Il s’agit alors d’imaginer une exposition qui, telle une cartographie des territoires du fanzine et autres terrains irrigués, nous transporte à travers un millier de pages ouvertes qui construisent, Brique par brique, une architecture sans architecte. Clouées à même les murs, celles-ci apparaissent comme à la fois art et document. En l’absence de tout classement, elles constituent une archive sauvage autant qu’une multitude d’œuvres.

De ces pages sortent des sculptures comme une mise en abyme du jeu de correspondances entre le zine et les autres media utilisés par l’artiste. Sans hiérarchie aucune, chacun devient matière pour l’autre ou forme d’inspiration. Ici, c’est tout un processus de création qui se dévoile. La précarité du papier se transpose sur une plaque de céramique pour en faire une œuvre quasi éternelle.

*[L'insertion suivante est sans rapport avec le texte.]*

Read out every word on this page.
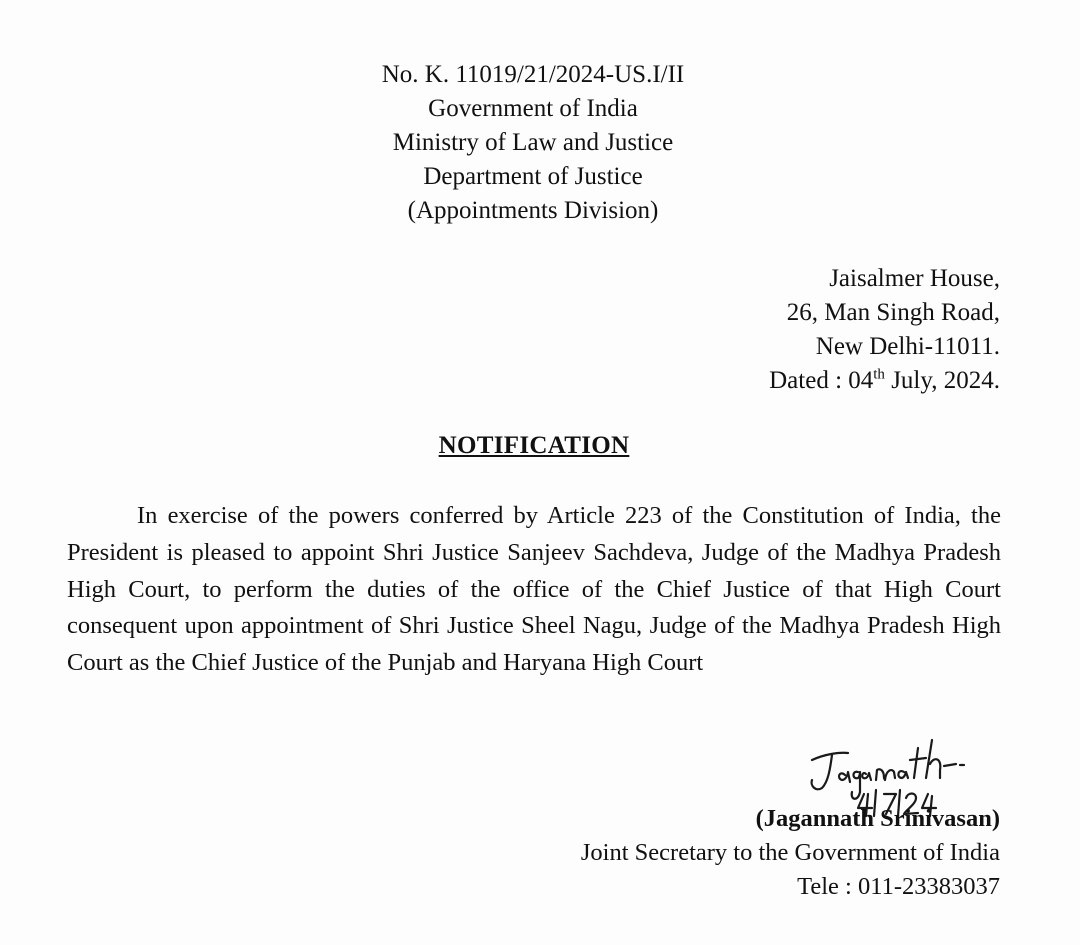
No. K. 11019/21/2024-US.I/II
Government of India
Ministry of Law and Justice
Department of Justice
(Appointments Division)
Jaisalmer House,
26, Man Singh Road,
New Delhi-11011.
Dated : 04th July, 2024.
NOTIFICATION
In exercise of the powers conferred by Article 223 of the Constitution of India, the President is pleased to appoint Shri Justice Sanjeev Sachdeva, Judge of the Madhya Pradesh High Court, to perform the duties of the office of the Chief Justice of that High Court consequent upon appointment of Shri Justice Sheel Nagu, Judge of the Madhya Pradesh High Court as the Chief Justice of the Punjab and Haryana High Court
(Jagannath Srinivasan)
Joint Secretary to the Government of India
Tele : 011-23383037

Le zine entrouvert inspire un perchoir à oiseaux. Le film super8 Flights se regarde telle une succession de photocopies. Le Chariot de papier est une invitation à l’en-dehors, à la déambulation urbaine et au glanage. Un outil d’action capable de produire de l’art là où l’on ne l’attend pas, un mode de relation à l’autre en mesure de susciter la rencontre, créant ainsi une succession de situations telles des « micro-espaces publics ».

Le recours à des techniques ancestrales ou tombées en désuétude, offre, ici, leur potentiel poétique et narratif comme autant de marques de résistance de la part de l’artiste face à un monde consumériste à l’obsolescence programmée. Pat cherchant à transporter, pas à pas, le regardeur-lecteur dans un monde bricolé où le sauvage interagit avec le domestique, avec toute liberté de se construire sa propre narration.

Laura Morsch-Kihn, commissaire de l’exposition.